The petition contended the shareholders are taxed on that deemed “income,” by definition hasn’t been distributed to them, at a rate based on how the corporation held the retained earnings in 2017: 15.5% of earnings held in cash or cash equivalent and 8% otherwise. The petition contended the MRT taxes shareholders irrespective of whether they owned shares at the time the corporation made the earnings on which they’re being taxed and irrespective of whether they could force the corporation to make a distribution, adding all that matters is a given shareholder owned the requisite number of shares in 2017.
“The principal legislative purpose of this one-time tax was to partially fund the TCJA’s shifting of U.S. corporate taxation from a worldwide system toward a territorial one—that is, one where U.S. corporations are taxed only on their domestic-source income,” the petition said. “To accomplish this shift, the statute prospectively relieved U.S. corporations from paying taxes on most distributions received from foreign corporations, including subsidiaries.”
The change, according to the petition, was limited to corporate taxpayers, as individual taxpayers like the Moores remained liable for income tax on distributions they receive.
The Moores filed an action to get a refund of the additional tax they paid under MRT, the petition added, alleging it’s an unappropriated direct tax that violated the U.S. Constitution’s apportionment requirements, contending it taxes them on ownership of personal property (the KisanKraft shares), not on income they realized.

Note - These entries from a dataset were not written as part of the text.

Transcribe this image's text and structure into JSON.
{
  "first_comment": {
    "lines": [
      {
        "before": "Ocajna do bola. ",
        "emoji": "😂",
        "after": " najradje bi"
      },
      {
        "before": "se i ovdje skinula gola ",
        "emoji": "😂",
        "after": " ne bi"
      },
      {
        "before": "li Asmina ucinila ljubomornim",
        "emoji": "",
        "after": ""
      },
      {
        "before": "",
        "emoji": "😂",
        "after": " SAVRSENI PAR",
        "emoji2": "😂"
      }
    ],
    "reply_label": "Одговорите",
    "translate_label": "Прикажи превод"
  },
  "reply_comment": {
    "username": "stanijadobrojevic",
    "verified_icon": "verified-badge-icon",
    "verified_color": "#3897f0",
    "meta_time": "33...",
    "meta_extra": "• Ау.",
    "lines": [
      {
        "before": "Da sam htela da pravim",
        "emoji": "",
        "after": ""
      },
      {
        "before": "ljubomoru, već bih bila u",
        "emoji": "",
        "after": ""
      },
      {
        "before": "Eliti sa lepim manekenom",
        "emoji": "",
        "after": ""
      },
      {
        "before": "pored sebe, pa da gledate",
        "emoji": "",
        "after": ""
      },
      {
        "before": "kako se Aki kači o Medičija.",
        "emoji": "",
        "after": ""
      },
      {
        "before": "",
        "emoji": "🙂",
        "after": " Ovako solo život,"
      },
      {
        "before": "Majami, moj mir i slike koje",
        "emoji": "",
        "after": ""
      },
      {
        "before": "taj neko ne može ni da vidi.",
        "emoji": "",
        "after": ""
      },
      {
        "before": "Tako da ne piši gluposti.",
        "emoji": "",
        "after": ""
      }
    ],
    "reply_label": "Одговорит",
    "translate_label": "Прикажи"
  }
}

A district court granted the government’s motion to dismiss and denied the Moores’ cross-motion for summary judgment. The 9th Circuit affirmed.
“[The] petitioners renew their contention the MRT is not a permissible income tax, but instead an unconstitutional direct tax lacking apportionment,” the U.S. argued in a brief in opposition. “But the court of appeals correctly rejected that contention because it is unsupported by constitutional text, congressional practice, or this Court’s precedent.”
The U.S., in its opposition brief, contended the court of appeals was right holding the MRT is a “tax[] on incomes” that falls within the 16th Amendment. The U.S. added the petitioner’s arguments run counter to the constitutional text, congressional practice and the U.S. Supreme Court’s precedent.
The question presented before the U.S. Supreme Court is whether the 16th Amendment authorizes Congress to tax unrealized sums without apportionment among the states.
Oral arguments haven’t been scheduled in the case.